I highly suspect that the designers of the gearbox calculated the minimum size and strength requirements for the gear parts and added the necessary safety factors considering only the total cross sectional dimensions of the gears. This is perfectly satisfactory if the parts are of uniform material construction.

Problems arise when parts are surface hardened or carburised (carburized). The dimension of the parts are unaffected but an hardened and brittle outer layer is produced on the component which gives exceptional wear resistance. If for some reason the brittle hardened outer layer fractures, there may be no obvious signs of failure. The softer inner metal layer remains bonded to the hard outer surface and there may be no metal debris, chips or vibrational changes at all.

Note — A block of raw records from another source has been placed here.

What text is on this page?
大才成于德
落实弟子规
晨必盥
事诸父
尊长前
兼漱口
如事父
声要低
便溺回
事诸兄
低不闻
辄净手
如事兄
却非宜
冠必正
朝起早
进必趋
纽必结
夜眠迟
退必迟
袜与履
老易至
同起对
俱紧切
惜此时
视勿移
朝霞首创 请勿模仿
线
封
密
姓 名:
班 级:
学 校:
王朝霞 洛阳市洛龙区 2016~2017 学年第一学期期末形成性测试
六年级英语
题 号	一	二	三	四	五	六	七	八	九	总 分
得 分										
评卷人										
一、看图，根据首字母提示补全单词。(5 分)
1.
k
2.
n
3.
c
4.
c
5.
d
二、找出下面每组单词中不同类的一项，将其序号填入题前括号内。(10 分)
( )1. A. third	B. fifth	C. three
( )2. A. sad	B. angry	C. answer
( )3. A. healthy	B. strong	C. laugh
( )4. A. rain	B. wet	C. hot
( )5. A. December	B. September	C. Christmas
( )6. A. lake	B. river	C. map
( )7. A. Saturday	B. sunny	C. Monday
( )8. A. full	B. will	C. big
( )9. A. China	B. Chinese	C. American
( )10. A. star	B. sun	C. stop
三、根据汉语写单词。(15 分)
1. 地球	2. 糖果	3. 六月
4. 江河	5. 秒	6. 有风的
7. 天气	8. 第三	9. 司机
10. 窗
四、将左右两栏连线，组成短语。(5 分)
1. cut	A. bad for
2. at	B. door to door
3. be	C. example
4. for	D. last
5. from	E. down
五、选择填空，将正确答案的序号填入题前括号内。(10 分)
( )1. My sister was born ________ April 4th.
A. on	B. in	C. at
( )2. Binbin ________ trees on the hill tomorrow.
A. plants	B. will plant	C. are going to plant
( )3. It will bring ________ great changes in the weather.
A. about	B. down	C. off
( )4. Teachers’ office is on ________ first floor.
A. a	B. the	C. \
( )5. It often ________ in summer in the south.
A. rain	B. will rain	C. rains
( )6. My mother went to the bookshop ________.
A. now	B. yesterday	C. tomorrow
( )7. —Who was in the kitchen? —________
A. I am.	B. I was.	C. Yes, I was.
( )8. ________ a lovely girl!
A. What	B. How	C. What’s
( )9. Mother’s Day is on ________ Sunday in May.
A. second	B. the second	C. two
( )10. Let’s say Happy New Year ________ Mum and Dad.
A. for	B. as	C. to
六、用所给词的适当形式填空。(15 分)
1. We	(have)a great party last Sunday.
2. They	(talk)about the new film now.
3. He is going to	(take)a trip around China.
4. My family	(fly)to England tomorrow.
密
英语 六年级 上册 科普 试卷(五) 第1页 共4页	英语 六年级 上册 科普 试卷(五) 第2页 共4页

However, the load on that part is now being carried completely by the softer inner metal of that part. In effect the cross sectional area has been reduced somewhat and its load carrying characteristics are below what the original designer intended. The part does not fail immediately because of the safety factors designed in, but it is subjected to loads in excess of the design limits. The extra stress slowly causes the softer material to start to break up. The part may start to deform slightly and metallic debris and chips are most likely to be found at this stage.

Eventually the part will fail in overload. The problem is that the time span between a crack or fracture in the hardened surface and deformation and failure of the softer carrier metal cannot be calculated. It is unique for every event and dependent on too many variables to be calculated with any accuracy.

Such a damaged part may continue to function for years or fail suddenly due to a momentary extreme load such as an inadvertant abrupt control input causing a sudden demand for power, or sudden air turbulence imposing greater loads on the drivetrain.

So it may prove in this case that the design has shaved just a little too much off of certain critical parts in order to gain that extra bit of performance.

Aviation is by no means unique in having this type of failure mode. Motor racing has exactly the same problems. Designers keep stiffening components and reducing their weight and size until something breaks. Then it is redesigned and beefed up a bit to perform as it needs to. That is the way design progresses.